Chelo Matesanz, Peliqueiros, 2007. Pespunte sobre lona
CHELO MATESANZ. MIS COSAS EN OBSERVACIÓN
Susana Cendán
En primer lugar felicitar a la comisaria de la exposición, Chus Martínez Domínguez, por haber conseguido hacer realidad un proyecto que, tratándose del CGAC, le imprime un brillo esperanzador a una institución que no parece encontrar el norte –a pesar de habitar geográficamente en él–. Parece mentira que la solución resida al otro lado de la esquina, en una artista cuyas propuestas están a la altura de las de cualquier star internacional, pero a la que el papanatismo imperante no supo o quiso ver. En fin, que como señala el grafiti de tela situado en el hall de entrada al CGAC, y con el que se inicia la visita a la exposición de Chelo Matesanz, “Dios nos ayude a aceptar todo aquello que no podemos cambiar”.
Galicia está llena de artistas a las que una institución puntera como el CGAC debería reconocer su trayectoria. Y no me sirve la excusa de que no hay presupuesto. Los que nos dedicamos a esto sabemos que se puede hacer mucho con muy poco. Todo es cuestión de voluntad y del conocimiento de nuestra particular idiosincrasia, la cual, más allá de mercadeos, cuestiones ideológicas o afinidades estéticas, debe tenerse inexcusablemente en cuenta a la hora de programar la principal institución de arte contemporáneo en nuestro país.

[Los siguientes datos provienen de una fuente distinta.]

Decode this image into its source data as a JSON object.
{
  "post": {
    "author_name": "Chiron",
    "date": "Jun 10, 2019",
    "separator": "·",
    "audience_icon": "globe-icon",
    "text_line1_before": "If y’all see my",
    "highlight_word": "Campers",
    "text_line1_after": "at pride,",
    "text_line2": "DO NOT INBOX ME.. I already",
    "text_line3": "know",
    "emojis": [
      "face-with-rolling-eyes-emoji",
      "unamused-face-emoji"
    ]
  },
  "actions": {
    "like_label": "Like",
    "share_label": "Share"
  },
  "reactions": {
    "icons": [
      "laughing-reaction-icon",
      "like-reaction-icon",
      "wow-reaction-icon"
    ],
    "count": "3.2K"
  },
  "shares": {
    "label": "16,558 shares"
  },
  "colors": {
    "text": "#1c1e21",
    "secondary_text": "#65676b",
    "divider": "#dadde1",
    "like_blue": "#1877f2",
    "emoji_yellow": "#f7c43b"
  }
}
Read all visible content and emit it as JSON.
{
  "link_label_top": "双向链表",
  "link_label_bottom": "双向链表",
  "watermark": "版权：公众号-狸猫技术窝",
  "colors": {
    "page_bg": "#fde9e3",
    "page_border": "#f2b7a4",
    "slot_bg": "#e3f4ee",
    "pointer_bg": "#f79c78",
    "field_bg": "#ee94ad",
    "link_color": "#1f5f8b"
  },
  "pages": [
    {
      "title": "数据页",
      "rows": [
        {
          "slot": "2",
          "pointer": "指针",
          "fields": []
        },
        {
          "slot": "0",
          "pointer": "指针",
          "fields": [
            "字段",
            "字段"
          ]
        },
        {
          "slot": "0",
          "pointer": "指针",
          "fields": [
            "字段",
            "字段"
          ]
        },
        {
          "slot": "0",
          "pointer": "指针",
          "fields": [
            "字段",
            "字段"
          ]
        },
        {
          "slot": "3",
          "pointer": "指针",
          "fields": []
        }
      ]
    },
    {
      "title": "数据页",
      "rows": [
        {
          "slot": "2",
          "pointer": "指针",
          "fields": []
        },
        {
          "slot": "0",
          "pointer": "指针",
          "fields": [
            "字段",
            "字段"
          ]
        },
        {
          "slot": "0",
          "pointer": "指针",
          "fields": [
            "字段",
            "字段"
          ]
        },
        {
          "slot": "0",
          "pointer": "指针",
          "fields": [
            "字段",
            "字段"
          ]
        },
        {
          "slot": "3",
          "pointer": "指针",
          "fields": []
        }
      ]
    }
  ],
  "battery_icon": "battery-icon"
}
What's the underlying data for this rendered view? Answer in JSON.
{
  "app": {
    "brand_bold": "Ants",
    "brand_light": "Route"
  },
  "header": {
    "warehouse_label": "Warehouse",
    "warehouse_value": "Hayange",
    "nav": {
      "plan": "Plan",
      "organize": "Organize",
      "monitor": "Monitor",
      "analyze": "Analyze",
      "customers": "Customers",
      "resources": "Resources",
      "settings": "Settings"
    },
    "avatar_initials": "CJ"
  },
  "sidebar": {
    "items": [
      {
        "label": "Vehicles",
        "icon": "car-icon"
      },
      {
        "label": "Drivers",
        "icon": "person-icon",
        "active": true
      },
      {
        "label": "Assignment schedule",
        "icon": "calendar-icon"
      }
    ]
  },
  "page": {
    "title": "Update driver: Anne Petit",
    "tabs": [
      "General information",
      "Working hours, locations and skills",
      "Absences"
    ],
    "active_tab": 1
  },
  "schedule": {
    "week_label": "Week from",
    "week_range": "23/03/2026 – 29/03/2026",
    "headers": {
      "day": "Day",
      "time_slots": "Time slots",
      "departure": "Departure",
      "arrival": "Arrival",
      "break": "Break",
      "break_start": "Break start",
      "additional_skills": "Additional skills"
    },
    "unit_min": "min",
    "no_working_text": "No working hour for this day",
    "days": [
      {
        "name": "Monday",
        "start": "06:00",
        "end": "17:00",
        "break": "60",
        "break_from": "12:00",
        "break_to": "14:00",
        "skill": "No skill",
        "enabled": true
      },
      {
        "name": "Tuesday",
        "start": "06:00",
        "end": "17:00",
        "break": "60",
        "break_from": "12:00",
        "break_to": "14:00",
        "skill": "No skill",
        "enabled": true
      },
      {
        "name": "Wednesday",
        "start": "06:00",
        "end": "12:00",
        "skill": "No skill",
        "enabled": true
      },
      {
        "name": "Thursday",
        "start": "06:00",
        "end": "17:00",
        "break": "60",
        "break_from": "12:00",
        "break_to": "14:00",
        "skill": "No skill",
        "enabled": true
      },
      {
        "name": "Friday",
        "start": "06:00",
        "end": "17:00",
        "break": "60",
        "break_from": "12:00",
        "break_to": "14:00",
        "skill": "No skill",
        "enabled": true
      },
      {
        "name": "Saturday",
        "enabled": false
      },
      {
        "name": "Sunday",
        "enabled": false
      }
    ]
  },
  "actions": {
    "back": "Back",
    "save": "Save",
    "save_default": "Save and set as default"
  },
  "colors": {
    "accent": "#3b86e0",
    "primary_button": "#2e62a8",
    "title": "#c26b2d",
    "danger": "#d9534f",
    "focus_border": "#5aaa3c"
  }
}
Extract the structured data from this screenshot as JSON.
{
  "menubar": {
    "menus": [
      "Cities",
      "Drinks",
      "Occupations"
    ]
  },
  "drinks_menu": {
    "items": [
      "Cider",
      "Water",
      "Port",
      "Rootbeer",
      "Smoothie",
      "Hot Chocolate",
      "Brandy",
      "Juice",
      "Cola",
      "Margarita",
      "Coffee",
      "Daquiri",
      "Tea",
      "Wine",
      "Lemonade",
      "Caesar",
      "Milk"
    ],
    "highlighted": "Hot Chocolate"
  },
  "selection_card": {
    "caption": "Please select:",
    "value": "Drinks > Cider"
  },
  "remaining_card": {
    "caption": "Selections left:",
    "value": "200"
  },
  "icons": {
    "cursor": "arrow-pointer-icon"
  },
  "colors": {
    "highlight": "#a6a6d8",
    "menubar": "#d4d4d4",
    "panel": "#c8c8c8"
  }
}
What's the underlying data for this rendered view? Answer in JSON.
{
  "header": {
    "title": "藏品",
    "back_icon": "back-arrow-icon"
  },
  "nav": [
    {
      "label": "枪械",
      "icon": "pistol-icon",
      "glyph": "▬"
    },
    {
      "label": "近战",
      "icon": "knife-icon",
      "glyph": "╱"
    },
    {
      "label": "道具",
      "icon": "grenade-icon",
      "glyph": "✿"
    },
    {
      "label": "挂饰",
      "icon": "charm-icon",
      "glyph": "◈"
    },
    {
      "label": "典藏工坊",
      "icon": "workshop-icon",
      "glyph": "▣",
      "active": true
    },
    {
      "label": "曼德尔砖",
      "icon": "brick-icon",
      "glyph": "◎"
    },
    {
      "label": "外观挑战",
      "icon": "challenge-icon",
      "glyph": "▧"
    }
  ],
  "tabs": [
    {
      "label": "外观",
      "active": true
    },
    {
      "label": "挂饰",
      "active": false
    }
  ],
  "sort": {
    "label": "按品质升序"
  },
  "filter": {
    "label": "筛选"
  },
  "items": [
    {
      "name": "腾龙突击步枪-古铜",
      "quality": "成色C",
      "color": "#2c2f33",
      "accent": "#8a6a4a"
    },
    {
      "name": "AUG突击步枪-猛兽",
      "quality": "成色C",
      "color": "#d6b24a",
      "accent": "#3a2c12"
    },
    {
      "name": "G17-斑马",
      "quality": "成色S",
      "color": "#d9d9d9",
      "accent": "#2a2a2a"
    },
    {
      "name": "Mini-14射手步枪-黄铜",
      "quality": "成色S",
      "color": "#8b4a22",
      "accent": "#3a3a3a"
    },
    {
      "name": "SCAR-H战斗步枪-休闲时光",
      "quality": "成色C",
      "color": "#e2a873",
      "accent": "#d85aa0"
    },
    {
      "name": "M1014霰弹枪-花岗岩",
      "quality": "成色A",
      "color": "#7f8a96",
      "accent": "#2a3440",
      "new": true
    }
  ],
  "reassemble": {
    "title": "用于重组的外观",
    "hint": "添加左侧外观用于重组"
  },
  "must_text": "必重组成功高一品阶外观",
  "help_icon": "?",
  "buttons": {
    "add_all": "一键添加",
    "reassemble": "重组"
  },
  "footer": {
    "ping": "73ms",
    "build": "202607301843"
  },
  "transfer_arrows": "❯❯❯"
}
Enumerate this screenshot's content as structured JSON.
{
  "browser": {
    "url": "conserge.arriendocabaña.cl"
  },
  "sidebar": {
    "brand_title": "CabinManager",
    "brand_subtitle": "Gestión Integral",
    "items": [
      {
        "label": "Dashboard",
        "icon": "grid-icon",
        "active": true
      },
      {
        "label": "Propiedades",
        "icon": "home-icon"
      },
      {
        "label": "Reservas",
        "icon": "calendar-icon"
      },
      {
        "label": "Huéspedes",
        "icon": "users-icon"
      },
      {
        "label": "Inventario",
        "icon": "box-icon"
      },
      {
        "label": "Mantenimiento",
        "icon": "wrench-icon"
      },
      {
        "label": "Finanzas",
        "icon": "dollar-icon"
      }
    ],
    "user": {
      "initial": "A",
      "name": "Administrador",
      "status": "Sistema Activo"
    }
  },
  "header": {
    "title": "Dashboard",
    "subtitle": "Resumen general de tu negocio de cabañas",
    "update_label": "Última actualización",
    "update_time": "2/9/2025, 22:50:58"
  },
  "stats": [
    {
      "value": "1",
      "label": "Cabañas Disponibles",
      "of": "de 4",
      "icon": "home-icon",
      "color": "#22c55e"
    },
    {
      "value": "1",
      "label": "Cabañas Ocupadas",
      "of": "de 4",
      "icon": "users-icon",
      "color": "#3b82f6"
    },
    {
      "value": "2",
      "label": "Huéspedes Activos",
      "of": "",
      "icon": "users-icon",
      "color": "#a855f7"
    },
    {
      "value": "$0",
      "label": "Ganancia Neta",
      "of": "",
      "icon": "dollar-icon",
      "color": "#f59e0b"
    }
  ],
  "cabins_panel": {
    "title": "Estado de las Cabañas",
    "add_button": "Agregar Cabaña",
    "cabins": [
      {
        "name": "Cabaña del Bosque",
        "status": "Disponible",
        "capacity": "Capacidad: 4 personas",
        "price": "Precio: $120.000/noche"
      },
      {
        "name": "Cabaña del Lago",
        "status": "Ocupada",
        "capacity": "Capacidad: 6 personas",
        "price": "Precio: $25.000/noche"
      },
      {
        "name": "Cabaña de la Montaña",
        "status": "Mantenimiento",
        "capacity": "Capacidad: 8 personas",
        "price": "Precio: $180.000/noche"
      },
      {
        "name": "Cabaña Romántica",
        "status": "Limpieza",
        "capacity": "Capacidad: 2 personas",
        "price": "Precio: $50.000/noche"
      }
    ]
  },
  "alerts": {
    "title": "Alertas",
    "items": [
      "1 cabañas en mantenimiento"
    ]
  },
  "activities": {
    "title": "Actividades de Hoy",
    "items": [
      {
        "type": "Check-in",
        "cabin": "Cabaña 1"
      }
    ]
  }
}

Chelo Matesanz (Reinosa, Cantabria, 1964) no es gallega, pero como si lo fuera. No sólo lleva años formando a las generaciones de artistas salidas de la Facultad de Bellas Artes de Pontevedra, en donde es profesora titular de pintura, sino que, y como bien reflejan algunas de sus obras, demuestra ser una audaz conocedora de algunas de nuestras tradiciones populares más fascinantes, reinterpretándolas y aportando una visión nueva y estimulante sobre las mismas. Es el caso de los Peliqueiros* de Laza (Ourense), unos personajes carnavalescos ataviados con una indumentaria barroca y peculiar que se dedican a amenazar con su fusta a aquellos que se interponen en su camino o no los respetan.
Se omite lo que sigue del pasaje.